Division of Gastroenterology and Hepatology, Department of Medicine, University of California, San Francisco, San Francisco, California, USA.
Department of Epidemiology and Biostatistics, University of California, San Francisco, San Francisco, California, USA.
Alcohol Clin Exp Res. 2022 Jan;46(1):87-99. doi: 10.1111/acer.14743. Epub 2021 Nov 23.

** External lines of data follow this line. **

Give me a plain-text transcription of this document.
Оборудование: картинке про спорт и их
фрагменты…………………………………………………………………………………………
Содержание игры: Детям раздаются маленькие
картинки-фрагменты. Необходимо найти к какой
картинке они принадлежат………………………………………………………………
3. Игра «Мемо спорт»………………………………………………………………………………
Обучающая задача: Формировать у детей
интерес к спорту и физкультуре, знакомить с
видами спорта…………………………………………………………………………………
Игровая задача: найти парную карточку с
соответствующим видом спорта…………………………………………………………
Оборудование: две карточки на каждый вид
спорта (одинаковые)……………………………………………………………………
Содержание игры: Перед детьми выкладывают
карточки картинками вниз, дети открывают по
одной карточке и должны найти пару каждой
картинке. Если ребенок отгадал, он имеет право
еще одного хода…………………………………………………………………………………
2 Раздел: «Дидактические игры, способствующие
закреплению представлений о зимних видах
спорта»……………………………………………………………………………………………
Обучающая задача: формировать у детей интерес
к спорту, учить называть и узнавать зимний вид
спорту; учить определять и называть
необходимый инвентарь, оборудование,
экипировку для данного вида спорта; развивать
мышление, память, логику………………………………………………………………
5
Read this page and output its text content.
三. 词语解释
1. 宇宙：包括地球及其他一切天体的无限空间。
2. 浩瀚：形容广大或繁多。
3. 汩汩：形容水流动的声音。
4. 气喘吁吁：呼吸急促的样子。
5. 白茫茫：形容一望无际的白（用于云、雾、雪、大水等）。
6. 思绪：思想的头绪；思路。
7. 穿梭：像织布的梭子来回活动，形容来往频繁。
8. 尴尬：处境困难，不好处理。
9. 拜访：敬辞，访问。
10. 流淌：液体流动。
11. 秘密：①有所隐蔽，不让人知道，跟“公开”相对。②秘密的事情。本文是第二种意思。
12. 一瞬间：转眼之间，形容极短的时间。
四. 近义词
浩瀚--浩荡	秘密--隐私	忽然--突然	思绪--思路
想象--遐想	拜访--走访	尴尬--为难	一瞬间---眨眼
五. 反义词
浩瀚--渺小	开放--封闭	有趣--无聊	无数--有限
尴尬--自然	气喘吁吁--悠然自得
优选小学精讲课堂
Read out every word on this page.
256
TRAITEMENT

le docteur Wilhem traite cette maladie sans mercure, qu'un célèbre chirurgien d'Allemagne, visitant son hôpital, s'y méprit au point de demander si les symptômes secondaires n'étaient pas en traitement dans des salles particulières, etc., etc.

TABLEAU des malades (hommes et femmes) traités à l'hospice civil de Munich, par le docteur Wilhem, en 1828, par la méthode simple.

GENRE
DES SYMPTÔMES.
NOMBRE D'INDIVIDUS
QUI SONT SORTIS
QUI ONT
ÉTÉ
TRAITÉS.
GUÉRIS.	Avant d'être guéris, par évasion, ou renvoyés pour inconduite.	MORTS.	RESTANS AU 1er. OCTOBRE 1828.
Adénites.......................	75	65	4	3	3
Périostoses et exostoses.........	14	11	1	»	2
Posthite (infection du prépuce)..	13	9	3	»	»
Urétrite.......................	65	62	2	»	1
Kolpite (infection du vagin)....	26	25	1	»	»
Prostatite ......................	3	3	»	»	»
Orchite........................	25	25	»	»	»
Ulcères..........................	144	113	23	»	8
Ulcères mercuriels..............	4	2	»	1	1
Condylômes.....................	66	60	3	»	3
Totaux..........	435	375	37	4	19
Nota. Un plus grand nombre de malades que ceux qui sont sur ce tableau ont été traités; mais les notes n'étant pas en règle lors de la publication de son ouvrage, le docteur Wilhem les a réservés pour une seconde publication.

Alcohol, insulin resistance (IR), and hepatitis C (HCV) are all significant contributors to adverse outcomes of chronic liver disease. Latinos are disproportionately affected by these risk factors. We investigated the relationship between alcohol use and insulin action in a prospective cohort of Latino individuals with and without HCV.
One hundred fifty-three nondiabetic Latino individuals (60 HCV+, 93 HCV-) underwent clinical evaluation and metabolic testing; 56 had repeat testing over a median follow-up of 1.5 years. Peripheral IR and hepatic IR were measured via steady-state plasma glucose (SSPG) and endogenous glucose production during a two-step, 240-min insulin suppression test. Insulin secretion (IS) was measured using the graded glucose infusion test. Alcohol use was categorized as none, moderate (≤1 drink/day for women and ≤2 drinks/day for men), and heavy (>moderate). Multivariable models including HCV status assessed associations of alcohol use with baseline SSPG, hepatic IR and IS, and changes in these parameters over time.
Overall, the median age was 44 years, 63.4% were male, 66.7% overweight/ obese, and 31.9% had heavy lifetime alcohol use while 60.4% had moderate lifetime alcohol use. SSPG and IS were similar by levels of alcohol use at baseline and alcohol use was not statistically significantly associated with change in these measures over time. However, lifetime daily heavy alcohol use (vs. not heavy, coef 2.4 μU-mg/kg-min-ml, p = 0.04) and HCV status (coef 4.4 μU-mg/kg-min-ml, p = 0.0003) were independently associated with higher baseline hepatic IR, and current heavy alcohol use was associated with greater change in hepatic IR in follow-up (coef 5.8 μU-mg/kg-min-ml, p = 0.03).
In this cohort of Latino individuals, lifetime and current heavy alcohol use influenced hepatic IR and its change over time. Strategies to decrease rates of heavy alcohol use or increase abstinence along with lifestyle modification and anti-HCV therapy to reduce metabolic risk are critical to prevent adverse liver and metabolic outcomes in Latino individuals.
酒精、胰岛素抵抗(IR)和丙型肝炎(HCV)都是导致慢性肝病不良后果的重要因素。拉丁裔人群受这些风险因素的影响不成比例。我们在一个有和没有 HCV 的拉丁裔个体的前瞻性队列中研究了酒精使用与胰岛素作用之间的关系。
153 名非糖尿病拉丁裔个体(60 名 HCV+,93 名 HCV-)接受了临床评估和代谢测试;56 名个体在中位数为 1.5 年的随访中进行了重复测试。通过稳态血糖(SSPG)和两步 240 分钟胰岛素抑制试验期间的内源性葡萄糖产生来测量外周胰岛素抵抗和肝胰岛素抵抗。使用分级葡萄糖输注试验测量胰岛素分泌(IS)。酒精使用分为无、中度(女性≤1 份/天,男性≤2 份/天)和重度(>中度)。包括 HCV 状态的多变量模型评估了酒精使用与基线 SSPG、肝胰岛素抵抗和 IS 以及这些参数随时间的变化之间的关联。
总体而言,中位年龄为 44 岁,63.4%为男性,66.7%超重/肥胖,31.9%有终生重度饮酒史,60.4%有中度饮酒史。在基线时,酒精使用水平与 SSPG 和 IS 相似,酒精使用与这些措施随时间的变化没有统计学上的显著相关性。然而,终生每日重度饮酒(vs. 不重度,系数 2.4 μU-mg/kg-min-ml,p=0.04)和 HCV 状态(系数 4.4 μU-mg/kg-min-ml,p=0.0003)与较高的基线肝胰岛素抵抗独立相关,目前的重度饮酒与随访中肝胰岛素抵抗的变化更大(系数 5.8 μU-mg/kg-min-ml,p=0.03)。
在这个拉丁裔个体队列中,终生和当前的重度饮酒影响肝胰岛素抵抗及其随时间的变化。减少重度饮酒率或增加戒酒率、改变生活方式以及抗 HCV 治疗以降低代谢风险的策略对于预防拉丁裔个体的不良肝脏和代谢后果至关重要。